Rencontre avec la Caravane « Commerce au Climat » au Parlement européen le 7 décembre
La Caravane « Commerce au Climat » est une délégation de représentants d’associations environnementales, d’organisations paysannes, de groupements indigènes, d’associations de femmes, des acteurs de luttes locales face aux impacts de l’activité des multinationales (industries extractives en particulier).venant d’Afrique, d’Amérique latine, d’Asie et d’Océanie, accompagnés d’une dizaine de représentants d’organisations européennes et nord-américaines.
Partis de Genève le 2 décembre au lendemain de la Conférence ministérielle de l’OMC, ils vont rallier Copenhague et participer au Sommet des Nations unies sur le changement climatique. Deux routes sont prévues : l’une par l’ouest, via Dijon, Paris, Lille et Bruxelles, l’autre par l’est, via Berlin, et Hambourg.
Nous avons eu la chance de recevoir 3 membres de cette délégation au Parlement européen hier 7 décembre, et d’écouter leurs positions sur l’importance des liens existant entre les négociations commerciales et climatiques et les impacts directs de celles-ci sur leurs modes de vie.
-Ainsi, Mary Lou Malig, de l’association « Focus on the Gobal South », des Philippines a souligné à l’aide d’exemples concrets que le libre-échange et le commerce n’étaient pas une solution à la crise climatique, et qu’il était important d’exiger une solution alternative pour répondre à la crise écologique. Elle a martelé que le cycle de Doha, censé libéraliser les échanges, devait impérativement s’arrêter étant donné qu’il n’a fait qu’aggraver les échanges entre pays riches et pays pauvres, baisser les subventions agricoles, et ne présentait en aucun cas de solutions écologiques viables pour lutter contre la crise climatique.
-Diego Cardona, de Global Forest Coalition, en Colombie, s’est penché sur la question des peuples indigènes, en particulier au Panama et en Colombie, où les normes de l’OIT (Organisation internationale du Travail) ne sont pas respectées.
Les peuples indigènes et autochtones n’ont en effet aucune reconnaissance internationale, en particulier à Copenhague, où ils n’ont même pas le droit à une réelle participation, alors qu’ils sont les premières victimes du réchauffement et que tout se déroule sur leur territoire! Le Protocole de Kyoto mettait en place des normes sur les forêts, mais ne distinguait pas les plantations (eucalyptus, huile de palme) des forêts primaires, ce qui a conduit à une véritable exploitation au détriment des peuples, et à un déplacement de communautés. Les demandes de la Caravane sont claires : faire en sorte que la lutte contre le réchauffement climatique ne dépende plus du marché, trouver de vraies solutions à la crise climatique, et reconnaître la dette historique des pays du Nord vis-à-vis du Sud (en particulier au niveau des transferts de technologie et des droits de propriété intellectuelle).
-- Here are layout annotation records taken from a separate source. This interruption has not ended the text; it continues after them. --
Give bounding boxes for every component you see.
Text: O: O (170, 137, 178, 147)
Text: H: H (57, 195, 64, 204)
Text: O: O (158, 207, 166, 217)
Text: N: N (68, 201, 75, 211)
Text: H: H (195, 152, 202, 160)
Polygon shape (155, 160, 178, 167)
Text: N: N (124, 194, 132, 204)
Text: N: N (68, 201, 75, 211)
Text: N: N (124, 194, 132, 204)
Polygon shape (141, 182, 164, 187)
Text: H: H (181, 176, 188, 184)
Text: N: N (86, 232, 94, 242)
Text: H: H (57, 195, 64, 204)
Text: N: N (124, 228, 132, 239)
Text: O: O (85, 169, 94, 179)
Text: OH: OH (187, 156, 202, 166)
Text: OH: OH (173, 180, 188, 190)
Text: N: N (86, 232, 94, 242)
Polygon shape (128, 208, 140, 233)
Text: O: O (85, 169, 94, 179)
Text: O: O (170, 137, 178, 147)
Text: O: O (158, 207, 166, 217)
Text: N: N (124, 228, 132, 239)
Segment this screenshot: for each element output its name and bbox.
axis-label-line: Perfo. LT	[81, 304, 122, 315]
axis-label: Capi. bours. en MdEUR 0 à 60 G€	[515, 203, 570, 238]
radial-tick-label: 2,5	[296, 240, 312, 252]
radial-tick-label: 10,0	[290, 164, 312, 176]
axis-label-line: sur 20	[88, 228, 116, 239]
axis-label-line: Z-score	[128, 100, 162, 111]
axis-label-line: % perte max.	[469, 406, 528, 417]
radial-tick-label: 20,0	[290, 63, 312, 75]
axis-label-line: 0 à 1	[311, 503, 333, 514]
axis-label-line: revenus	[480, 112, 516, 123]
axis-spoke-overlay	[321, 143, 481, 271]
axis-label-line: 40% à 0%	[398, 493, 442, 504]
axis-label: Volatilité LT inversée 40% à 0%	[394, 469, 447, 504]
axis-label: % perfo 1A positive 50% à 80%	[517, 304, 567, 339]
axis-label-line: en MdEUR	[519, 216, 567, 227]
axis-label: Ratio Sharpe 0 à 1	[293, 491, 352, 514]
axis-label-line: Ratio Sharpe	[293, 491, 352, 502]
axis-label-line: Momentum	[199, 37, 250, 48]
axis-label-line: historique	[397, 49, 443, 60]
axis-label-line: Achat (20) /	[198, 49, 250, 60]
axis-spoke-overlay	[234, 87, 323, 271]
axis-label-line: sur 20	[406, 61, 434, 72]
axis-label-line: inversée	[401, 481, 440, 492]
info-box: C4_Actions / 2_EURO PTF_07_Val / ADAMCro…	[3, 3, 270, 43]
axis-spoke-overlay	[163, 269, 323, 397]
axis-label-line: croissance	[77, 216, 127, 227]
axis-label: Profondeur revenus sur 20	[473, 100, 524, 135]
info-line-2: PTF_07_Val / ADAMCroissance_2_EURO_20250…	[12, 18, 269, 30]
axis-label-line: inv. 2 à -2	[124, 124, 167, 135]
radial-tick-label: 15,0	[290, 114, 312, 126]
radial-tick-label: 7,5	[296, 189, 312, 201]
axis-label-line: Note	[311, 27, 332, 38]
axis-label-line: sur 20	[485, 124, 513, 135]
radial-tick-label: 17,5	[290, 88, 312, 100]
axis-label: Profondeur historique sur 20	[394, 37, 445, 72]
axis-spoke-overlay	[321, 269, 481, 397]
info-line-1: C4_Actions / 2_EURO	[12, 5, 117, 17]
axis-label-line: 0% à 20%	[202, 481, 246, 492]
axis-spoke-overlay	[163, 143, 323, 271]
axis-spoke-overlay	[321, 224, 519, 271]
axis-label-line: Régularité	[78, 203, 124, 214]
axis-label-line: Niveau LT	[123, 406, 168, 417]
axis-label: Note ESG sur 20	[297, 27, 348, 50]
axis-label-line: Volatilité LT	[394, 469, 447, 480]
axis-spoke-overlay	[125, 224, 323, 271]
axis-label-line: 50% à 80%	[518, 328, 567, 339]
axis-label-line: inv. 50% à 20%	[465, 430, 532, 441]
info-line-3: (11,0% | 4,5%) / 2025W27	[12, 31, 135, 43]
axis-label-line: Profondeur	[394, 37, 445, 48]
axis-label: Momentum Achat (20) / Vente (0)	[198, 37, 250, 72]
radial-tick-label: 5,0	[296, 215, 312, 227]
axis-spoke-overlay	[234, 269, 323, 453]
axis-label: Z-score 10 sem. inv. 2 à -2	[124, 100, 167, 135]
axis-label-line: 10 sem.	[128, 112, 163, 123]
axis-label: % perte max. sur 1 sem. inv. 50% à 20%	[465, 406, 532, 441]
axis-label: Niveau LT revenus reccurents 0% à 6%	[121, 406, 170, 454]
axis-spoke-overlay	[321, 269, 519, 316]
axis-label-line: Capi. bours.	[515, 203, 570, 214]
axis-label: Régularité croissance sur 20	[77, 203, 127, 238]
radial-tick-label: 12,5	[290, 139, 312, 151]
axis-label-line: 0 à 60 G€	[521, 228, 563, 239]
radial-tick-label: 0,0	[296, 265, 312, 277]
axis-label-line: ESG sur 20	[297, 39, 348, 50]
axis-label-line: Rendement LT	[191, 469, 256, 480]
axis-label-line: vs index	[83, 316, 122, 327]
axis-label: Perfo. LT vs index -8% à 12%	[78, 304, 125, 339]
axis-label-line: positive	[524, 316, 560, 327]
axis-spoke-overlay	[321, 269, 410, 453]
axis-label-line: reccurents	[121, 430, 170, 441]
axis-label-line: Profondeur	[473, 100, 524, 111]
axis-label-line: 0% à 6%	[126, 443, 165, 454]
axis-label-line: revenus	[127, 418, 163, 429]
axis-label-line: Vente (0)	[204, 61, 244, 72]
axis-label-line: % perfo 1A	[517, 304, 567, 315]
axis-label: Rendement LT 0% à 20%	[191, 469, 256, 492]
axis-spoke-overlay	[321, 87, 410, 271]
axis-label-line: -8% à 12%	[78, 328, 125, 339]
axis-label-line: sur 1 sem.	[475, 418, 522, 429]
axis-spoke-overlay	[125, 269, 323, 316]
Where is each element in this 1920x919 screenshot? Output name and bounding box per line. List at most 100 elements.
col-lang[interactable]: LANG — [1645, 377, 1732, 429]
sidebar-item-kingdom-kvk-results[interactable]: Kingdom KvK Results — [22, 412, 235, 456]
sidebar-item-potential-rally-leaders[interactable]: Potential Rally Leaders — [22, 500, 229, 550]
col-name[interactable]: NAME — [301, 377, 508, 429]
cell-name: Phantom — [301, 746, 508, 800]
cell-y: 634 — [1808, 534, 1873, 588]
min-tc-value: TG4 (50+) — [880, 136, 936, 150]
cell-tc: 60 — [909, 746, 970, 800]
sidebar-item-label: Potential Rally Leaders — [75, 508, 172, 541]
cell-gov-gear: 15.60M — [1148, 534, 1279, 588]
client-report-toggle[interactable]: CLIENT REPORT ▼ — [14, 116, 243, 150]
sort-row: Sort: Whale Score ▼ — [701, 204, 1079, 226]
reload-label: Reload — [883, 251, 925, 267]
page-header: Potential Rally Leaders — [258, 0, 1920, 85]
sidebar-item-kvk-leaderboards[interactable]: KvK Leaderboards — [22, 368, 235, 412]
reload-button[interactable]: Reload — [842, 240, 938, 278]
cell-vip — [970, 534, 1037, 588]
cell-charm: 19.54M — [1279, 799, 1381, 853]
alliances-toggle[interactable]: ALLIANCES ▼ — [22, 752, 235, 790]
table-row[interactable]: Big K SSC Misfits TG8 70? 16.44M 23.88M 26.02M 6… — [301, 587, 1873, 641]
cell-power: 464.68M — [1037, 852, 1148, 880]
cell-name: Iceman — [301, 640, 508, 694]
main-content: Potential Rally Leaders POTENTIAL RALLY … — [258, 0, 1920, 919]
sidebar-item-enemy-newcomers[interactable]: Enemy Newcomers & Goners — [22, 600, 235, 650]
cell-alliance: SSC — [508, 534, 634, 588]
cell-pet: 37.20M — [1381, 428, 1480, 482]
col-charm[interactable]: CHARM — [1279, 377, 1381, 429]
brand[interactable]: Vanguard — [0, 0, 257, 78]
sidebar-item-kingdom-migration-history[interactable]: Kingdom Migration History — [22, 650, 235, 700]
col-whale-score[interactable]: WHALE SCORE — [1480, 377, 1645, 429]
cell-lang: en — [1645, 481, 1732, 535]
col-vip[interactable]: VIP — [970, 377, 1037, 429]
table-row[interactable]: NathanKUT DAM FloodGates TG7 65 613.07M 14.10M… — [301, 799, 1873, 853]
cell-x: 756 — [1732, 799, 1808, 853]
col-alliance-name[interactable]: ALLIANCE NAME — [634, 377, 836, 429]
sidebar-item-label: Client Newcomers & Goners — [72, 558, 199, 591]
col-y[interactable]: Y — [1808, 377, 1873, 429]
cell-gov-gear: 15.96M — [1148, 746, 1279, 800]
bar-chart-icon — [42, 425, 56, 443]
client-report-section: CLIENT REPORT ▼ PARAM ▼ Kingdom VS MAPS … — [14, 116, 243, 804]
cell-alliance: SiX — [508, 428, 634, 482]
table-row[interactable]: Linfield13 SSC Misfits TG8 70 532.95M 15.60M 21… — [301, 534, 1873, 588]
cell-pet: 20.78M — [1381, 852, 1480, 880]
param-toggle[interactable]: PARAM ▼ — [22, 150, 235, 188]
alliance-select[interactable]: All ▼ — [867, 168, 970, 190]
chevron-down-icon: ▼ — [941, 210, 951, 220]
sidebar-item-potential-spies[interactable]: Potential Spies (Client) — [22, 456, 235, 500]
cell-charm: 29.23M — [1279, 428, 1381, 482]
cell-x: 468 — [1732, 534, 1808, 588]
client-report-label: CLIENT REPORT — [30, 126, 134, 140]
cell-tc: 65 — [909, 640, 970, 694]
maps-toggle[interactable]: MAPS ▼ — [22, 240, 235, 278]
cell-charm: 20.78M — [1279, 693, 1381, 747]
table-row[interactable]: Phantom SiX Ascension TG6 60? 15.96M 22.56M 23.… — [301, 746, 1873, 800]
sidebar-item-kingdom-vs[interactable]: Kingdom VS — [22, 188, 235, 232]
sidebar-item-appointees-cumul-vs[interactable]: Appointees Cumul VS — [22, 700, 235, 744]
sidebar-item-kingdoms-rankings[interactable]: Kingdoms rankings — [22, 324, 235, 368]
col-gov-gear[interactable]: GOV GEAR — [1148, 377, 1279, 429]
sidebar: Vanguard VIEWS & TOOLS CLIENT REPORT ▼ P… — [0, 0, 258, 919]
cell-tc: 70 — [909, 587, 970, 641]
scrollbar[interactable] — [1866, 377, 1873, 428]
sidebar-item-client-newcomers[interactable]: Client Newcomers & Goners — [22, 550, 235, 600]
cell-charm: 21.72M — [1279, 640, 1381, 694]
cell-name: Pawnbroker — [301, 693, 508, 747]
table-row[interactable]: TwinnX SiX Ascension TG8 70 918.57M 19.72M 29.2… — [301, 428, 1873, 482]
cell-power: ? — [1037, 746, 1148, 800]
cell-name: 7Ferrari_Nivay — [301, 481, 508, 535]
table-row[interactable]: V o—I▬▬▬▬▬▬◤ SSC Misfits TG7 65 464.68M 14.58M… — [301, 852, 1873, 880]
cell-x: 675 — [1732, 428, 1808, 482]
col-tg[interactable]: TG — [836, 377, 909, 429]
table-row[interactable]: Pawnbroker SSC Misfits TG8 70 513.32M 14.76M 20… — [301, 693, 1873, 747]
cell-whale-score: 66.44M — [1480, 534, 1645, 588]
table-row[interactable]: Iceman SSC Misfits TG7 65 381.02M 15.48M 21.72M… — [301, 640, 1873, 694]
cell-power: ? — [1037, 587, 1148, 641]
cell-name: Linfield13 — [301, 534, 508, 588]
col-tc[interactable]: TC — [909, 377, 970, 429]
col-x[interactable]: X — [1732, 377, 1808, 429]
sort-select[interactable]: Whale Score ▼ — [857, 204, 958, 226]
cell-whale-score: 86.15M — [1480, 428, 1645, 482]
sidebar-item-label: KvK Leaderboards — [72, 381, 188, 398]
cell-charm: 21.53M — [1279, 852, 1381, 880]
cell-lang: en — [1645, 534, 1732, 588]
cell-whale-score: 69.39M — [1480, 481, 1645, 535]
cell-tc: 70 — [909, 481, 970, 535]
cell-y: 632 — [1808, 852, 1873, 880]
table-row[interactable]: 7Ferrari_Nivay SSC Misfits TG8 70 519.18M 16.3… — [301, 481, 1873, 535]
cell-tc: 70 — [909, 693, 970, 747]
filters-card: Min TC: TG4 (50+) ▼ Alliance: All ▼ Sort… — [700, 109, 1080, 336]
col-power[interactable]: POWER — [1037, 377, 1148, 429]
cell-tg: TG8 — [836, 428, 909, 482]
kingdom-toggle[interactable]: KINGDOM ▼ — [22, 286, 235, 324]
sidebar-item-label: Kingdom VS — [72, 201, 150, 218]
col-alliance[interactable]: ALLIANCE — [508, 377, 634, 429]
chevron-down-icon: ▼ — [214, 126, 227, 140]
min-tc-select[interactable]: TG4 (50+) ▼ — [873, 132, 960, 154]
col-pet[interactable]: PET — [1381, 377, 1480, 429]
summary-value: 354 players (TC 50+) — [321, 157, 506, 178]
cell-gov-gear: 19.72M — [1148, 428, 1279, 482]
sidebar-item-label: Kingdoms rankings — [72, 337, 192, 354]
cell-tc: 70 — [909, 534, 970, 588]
-Enfin Riza Damanik, de Fisherfolk, Indonésie / Philippines a raconté comment les Philippines avaient subi les pires catastrophes naturelles ces dernières années. Depuis 2003, le pays a subi deux super typhons détruisant les cultures, des pluies torrentielles, et des glissements de terrains qui ont emporté des provinces entières. Le membre de la Caravane a souligné que c’était les pauvres qui souffraient le plus dans le pays. Le gouvernement philippin persiste à penser que la solution à la crise est le libre échange, mais étant donné que les accords de libre échange de l’ASEAN (Association des nations de l’Asie du Sud-Est) ne profitent qu’aux industriels, le pays est en bien mauvaise posture.
Il a également abordé le thème des agrocarburants, qui, aussi bien en Amérique du Sud qu’en Asie du Sud, mettent en péril l’agriculture traditionnelle et empêchent les pays du Sud de s’adapter durablement au changement climatique.
Cette rencontre, qui a réuni des membres de différents groupes politiques, a permis de mieux comprendre et de faire partager les analyses et propositions de ces représentants des pays du Sud. Les membres de la Caravane vont maintenant aller à Copenhague pour porter leur message au niveau international, afin d’exprimer leurs préoccupations concernant le respect des droits sociaux et environnementaux des populations du Sud et l’inadéquation des réponses basées sur le marché et les solutions techniques (systèmes de crédits d’émissions, OGM, agro-carburants, puits carbone…) pour répondre à la crise écologique.